Disclaimer: I don't own Harry Potter

This Chapter is dedicated to HORNY-COTTER!!!!! For being my 100th reviewer!!!!!!!

Chapter X: The Big 'X'

It was a dark and stormy night. Thunder banged and lightning cracked, and somewhere in the middle of London, a limousine stopped.

Four men, dressed all in black, stepped out of the vehicle, and held up umbrellas for the fifth. A tall, handsome, sharply dressed man in a pinstriped suit sidled out of the limo, and together, he and his entourage walked right into a large mural of seven synchronized swimmers.

This man was the Dark Lord himself, Lord Dimitrius, a.k.a. Donald Grigg. Why the limo, obvious wealth, and umbrella carriers, you ask? Because, lets face it, these days it just doesn't cut it to take over the world by only being supremely evil. One has to have money, business, looks, and power to back oneself up as well. Dimitrius had all that, and he had a supremely evil European name to boot. Suffice it to say, he was back, and no one could stop him now.
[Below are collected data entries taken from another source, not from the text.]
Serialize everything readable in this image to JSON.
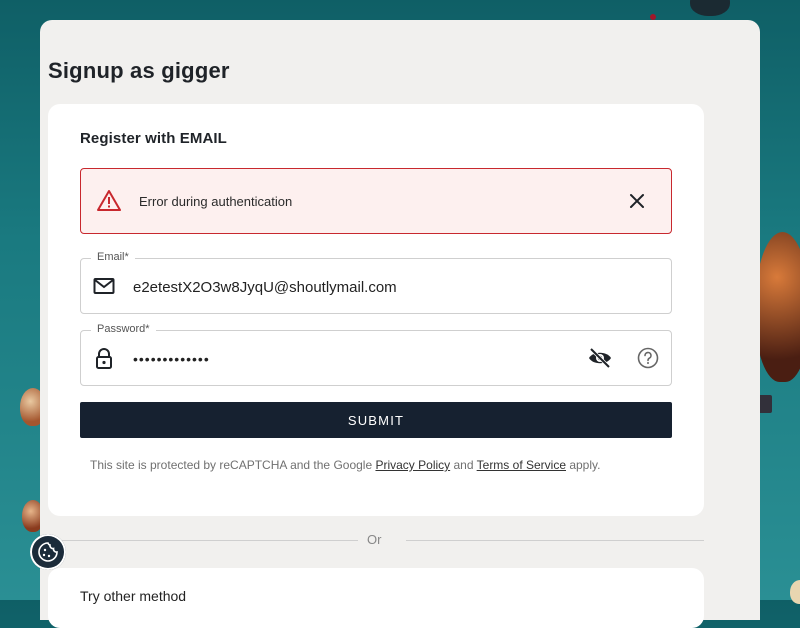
{
  "page": {
    "title": "Signup as gigger"
  },
  "card": {
    "subtitle": "Register with EMAIL"
  },
  "alert": {
    "message": "Error during authentication",
    "icon": "warning-triangle-icon",
    "color": "#c8282e"
  },
  "email": {
    "label": "Email*",
    "value": "e2etestX2O3w8JyqU@shoutlymail.com",
    "icon": "mail-icon"
  },
  "password": {
    "label": "Password*",
    "value": "•••••••••••••",
    "icon": "lock-icon"
  },
  "submit": {
    "label": "SUBMIT",
    "color": "#162130"
  },
  "recaptcha": {
    "prefix": "This site is protected by reCAPTCHA and the Google ",
    "privacy_link": "Privacy Policy",
    "and": " and ",
    "terms_link": "Terms of Service",
    "suffix": " apply."
  },
  "divider": {
    "text": "Or"
  },
  "other": {
    "title": "Try other method"
  }
}
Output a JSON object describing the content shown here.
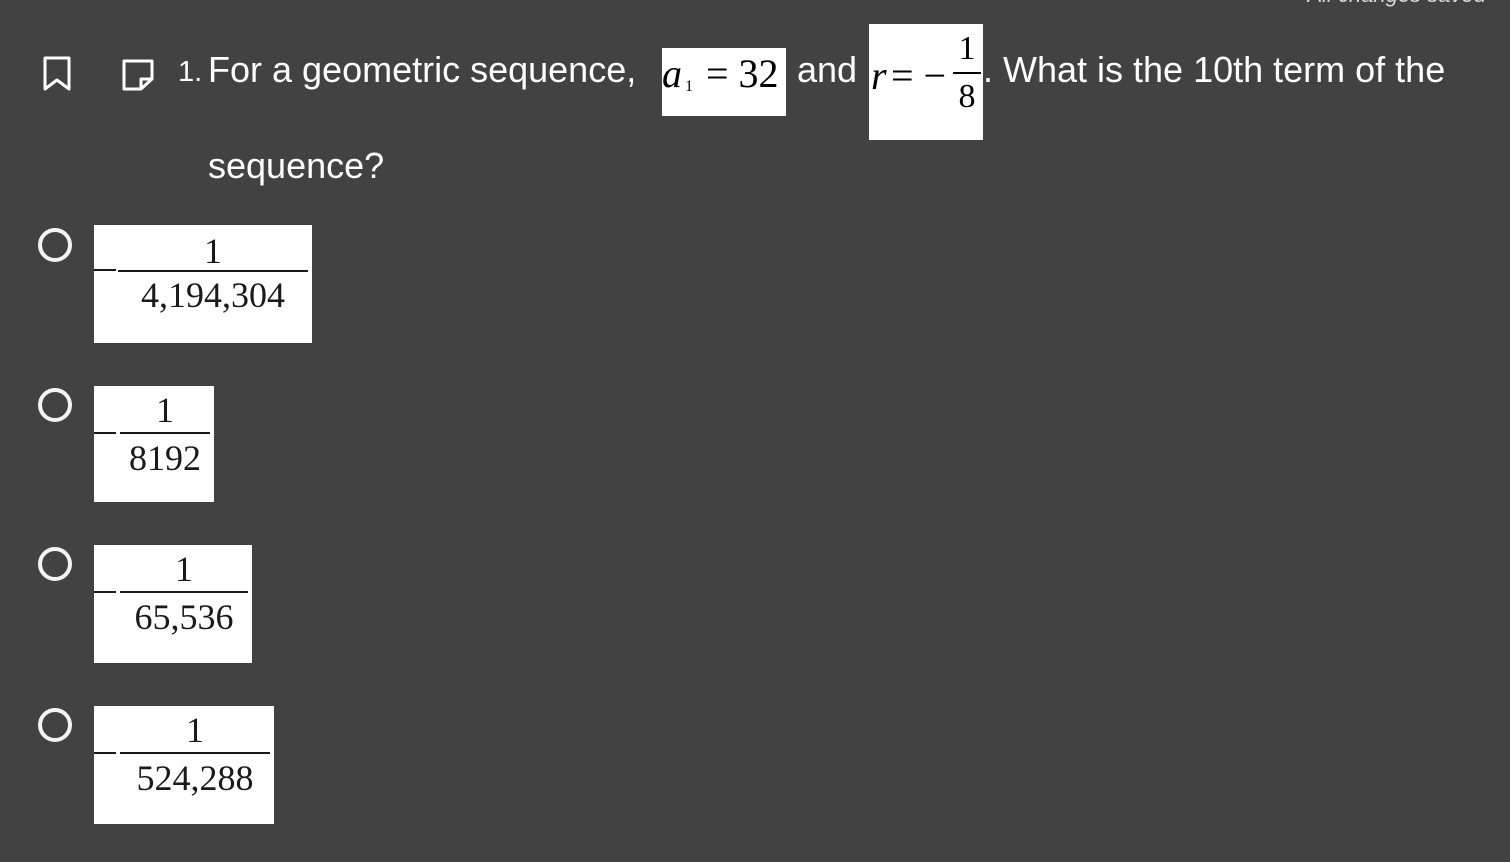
{
  "header": {
    "autosave_status": "All changes saved"
  },
  "question": {
    "number": "1.",
    "text_before": "For a geometric sequence,",
    "a1_var": "a",
    "a1_sub": "1",
    "a1_eq": "= 32",
    "and_text": "and",
    "r_var": "r",
    "r_eq": "= −",
    "r_num": "1",
    "r_den": "8",
    "text_after": ". What is the 10th term of the",
    "text_wrap": "sequence?"
  },
  "answers": [
    {
      "sign": "−",
      "numerator": "1",
      "denominator": "4,194,304"
    },
    {
      "sign": "−",
      "numerator": "1",
      "denominator": "8192"
    },
    {
      "sign": "−",
      "numerator": "1",
      "denominator": "65,536"
    },
    {
      "sign": "−",
      "numerator": "1",
      "denominator": "524,288"
    }
  ],
  "icons": [
    "bookmark-icon",
    "note-icon"
  ],
  "colors": {
    "background": "#424242",
    "text": "#ffffff",
    "math_box": "#ffffff"
  }
}
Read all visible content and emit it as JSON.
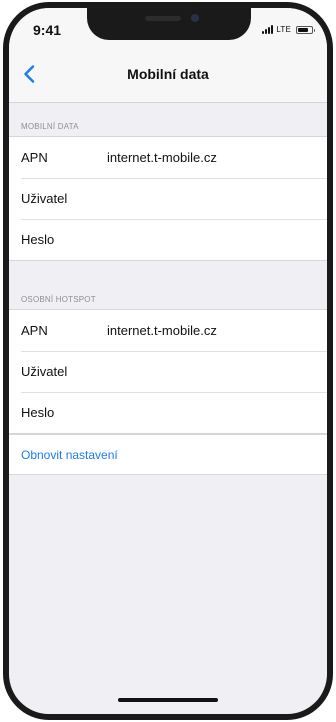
{
  "status_bar": {
    "time": "9:41",
    "network": "LTE",
    "battery_level": 0.75
  },
  "nav": {
    "title": "Mobilní data",
    "back_icon": "chevron-left-icon"
  },
  "sections": [
    {
      "header": "MOBILNÍ DATA",
      "rows": [
        {
          "label": "APN",
          "value": "internet.t-mobile.cz"
        },
        {
          "label": "Uživatel",
          "value": ""
        },
        {
          "label": "Heslo",
          "value": ""
        }
      ]
    },
    {
      "header": "OSOBNÍ HOTSPOT",
      "rows": [
        {
          "label": "APN",
          "value": "internet.t-mobile.cz"
        },
        {
          "label": "Uživatel",
          "value": ""
        },
        {
          "label": "Heslo",
          "value": ""
        }
      ]
    }
  ],
  "reset": {
    "label": "Obnovit nastavení"
  },
  "colors": {
    "accent": "#1a7cf5",
    "background": "#efeff4",
    "section_header": "#8e8e93"
  }
}
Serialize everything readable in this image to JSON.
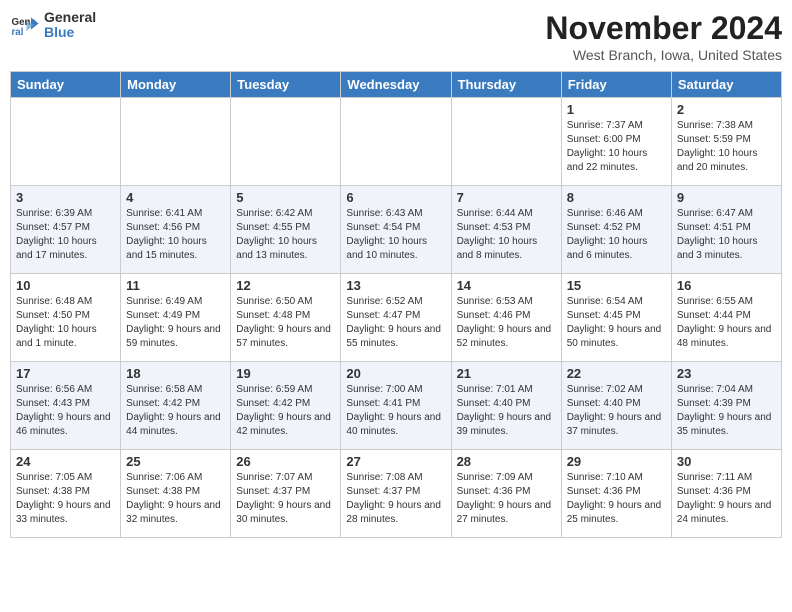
{
  "logo": {
    "general": "General",
    "blue": "Blue"
  },
  "title": "November 2024",
  "location": "West Branch, Iowa, United States",
  "weekdays": [
    "Sunday",
    "Monday",
    "Tuesday",
    "Wednesday",
    "Thursday",
    "Friday",
    "Saturday"
  ],
  "weeks": [
    [
      {
        "day": "",
        "info": ""
      },
      {
        "day": "",
        "info": ""
      },
      {
        "day": "",
        "info": ""
      },
      {
        "day": "",
        "info": ""
      },
      {
        "day": "",
        "info": ""
      },
      {
        "day": "1",
        "info": "Sunrise: 7:37 AM\nSunset: 6:00 PM\nDaylight: 10 hours and 22 minutes."
      },
      {
        "day": "2",
        "info": "Sunrise: 7:38 AM\nSunset: 5:59 PM\nDaylight: 10 hours and 20 minutes."
      }
    ],
    [
      {
        "day": "3",
        "info": "Sunrise: 6:39 AM\nSunset: 4:57 PM\nDaylight: 10 hours and 17 minutes."
      },
      {
        "day": "4",
        "info": "Sunrise: 6:41 AM\nSunset: 4:56 PM\nDaylight: 10 hours and 15 minutes."
      },
      {
        "day": "5",
        "info": "Sunrise: 6:42 AM\nSunset: 4:55 PM\nDaylight: 10 hours and 13 minutes."
      },
      {
        "day": "6",
        "info": "Sunrise: 6:43 AM\nSunset: 4:54 PM\nDaylight: 10 hours and 10 minutes."
      },
      {
        "day": "7",
        "info": "Sunrise: 6:44 AM\nSunset: 4:53 PM\nDaylight: 10 hours and 8 minutes."
      },
      {
        "day": "8",
        "info": "Sunrise: 6:46 AM\nSunset: 4:52 PM\nDaylight: 10 hours and 6 minutes."
      },
      {
        "day": "9",
        "info": "Sunrise: 6:47 AM\nSunset: 4:51 PM\nDaylight: 10 hours and 3 minutes."
      }
    ],
    [
      {
        "day": "10",
        "info": "Sunrise: 6:48 AM\nSunset: 4:50 PM\nDaylight: 10 hours and 1 minute."
      },
      {
        "day": "11",
        "info": "Sunrise: 6:49 AM\nSunset: 4:49 PM\nDaylight: 9 hours and 59 minutes."
      },
      {
        "day": "12",
        "info": "Sunrise: 6:50 AM\nSunset: 4:48 PM\nDaylight: 9 hours and 57 minutes."
      },
      {
        "day": "13",
        "info": "Sunrise: 6:52 AM\nSunset: 4:47 PM\nDaylight: 9 hours and 55 minutes."
      },
      {
        "day": "14",
        "info": "Sunrise: 6:53 AM\nSunset: 4:46 PM\nDaylight: 9 hours and 52 minutes."
      },
      {
        "day": "15",
        "info": "Sunrise: 6:54 AM\nSunset: 4:45 PM\nDaylight: 9 hours and 50 minutes."
      },
      {
        "day": "16",
        "info": "Sunrise: 6:55 AM\nSunset: 4:44 PM\nDaylight: 9 hours and 48 minutes."
      }
    ],
    [
      {
        "day": "17",
        "info": "Sunrise: 6:56 AM\nSunset: 4:43 PM\nDaylight: 9 hours and 46 minutes."
      },
      {
        "day": "18",
        "info": "Sunrise: 6:58 AM\nSunset: 4:42 PM\nDaylight: 9 hours and 44 minutes."
      },
      {
        "day": "19",
        "info": "Sunrise: 6:59 AM\nSunset: 4:42 PM\nDaylight: 9 hours and 42 minutes."
      },
      {
        "day": "20",
        "info": "Sunrise: 7:00 AM\nSunset: 4:41 PM\nDaylight: 9 hours and 40 minutes."
      },
      {
        "day": "21",
        "info": "Sunrise: 7:01 AM\nSunset: 4:40 PM\nDaylight: 9 hours and 39 minutes."
      },
      {
        "day": "22",
        "info": "Sunrise: 7:02 AM\nSunset: 4:40 PM\nDaylight: 9 hours and 37 minutes."
      },
      {
        "day": "23",
        "info": "Sunrise: 7:04 AM\nSunset: 4:39 PM\nDaylight: 9 hours and 35 minutes."
      }
    ],
    [
      {
        "day": "24",
        "info": "Sunrise: 7:05 AM\nSunset: 4:38 PM\nDaylight: 9 hours and 33 minutes."
      },
      {
        "day": "25",
        "info": "Sunrise: 7:06 AM\nSunset: 4:38 PM\nDaylight: 9 hours and 32 minutes."
      },
      {
        "day": "26",
        "info": "Sunrise: 7:07 AM\nSunset: 4:37 PM\nDaylight: 9 hours and 30 minutes."
      },
      {
        "day": "27",
        "info": "Sunrise: 7:08 AM\nSunset: 4:37 PM\nDaylight: 9 hours and 28 minutes."
      },
      {
        "day": "28",
        "info": "Sunrise: 7:09 AM\nSunset: 4:36 PM\nDaylight: 9 hours and 27 minutes."
      },
      {
        "day": "29",
        "info": "Sunrise: 7:10 AM\nSunset: 4:36 PM\nDaylight: 9 hours and 25 minutes."
      },
      {
        "day": "30",
        "info": "Sunrise: 7:11 AM\nSunset: 4:36 PM\nDaylight: 9 hours and 24 minutes."
      }
    ]
  ]
}
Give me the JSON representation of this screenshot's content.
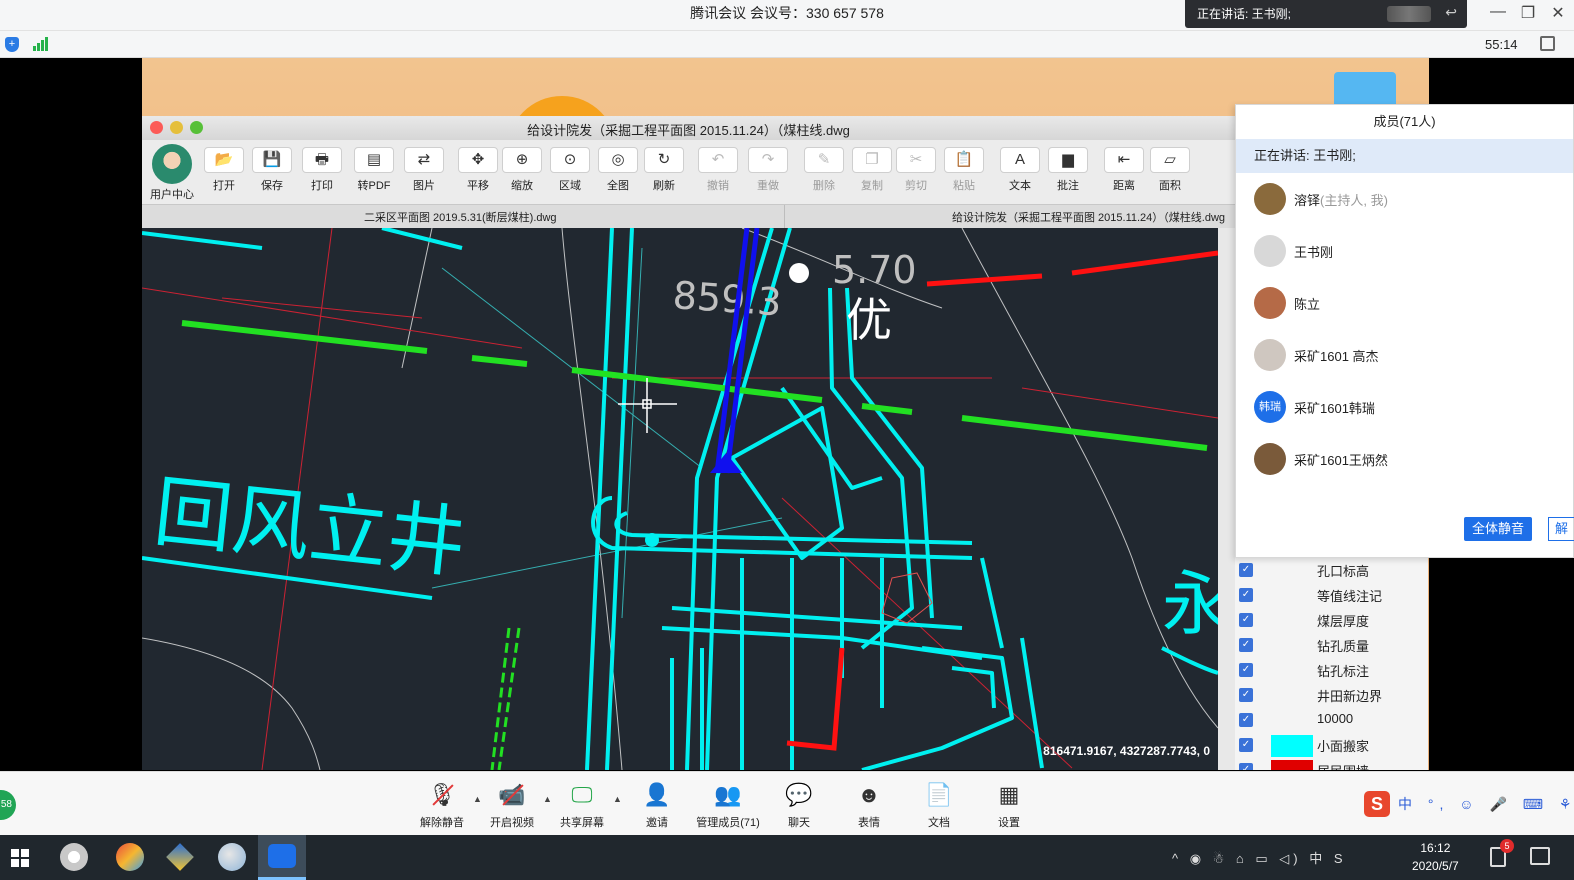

The mural was a face to the opening of the World's Largest Wizard's Emporium, or WLWE for short. Except for the funny names, this place was exactly as described in those dratted books, down to the little man with his ice cream shop on the corner. At this time of night, most shops were closed, but still there was a light in the window of a store supposed to be closed.

Bing!

Dimitrius, and his four umbrella carriers, entered the tiny shop. The keeper, a tall man, was busying himself in the shadows, with something that looked like a pen.

"Weasley."

"I'm very sorry, sir, but we are closed for tonight," the man mumbled. "Maybe come back tomorrow?"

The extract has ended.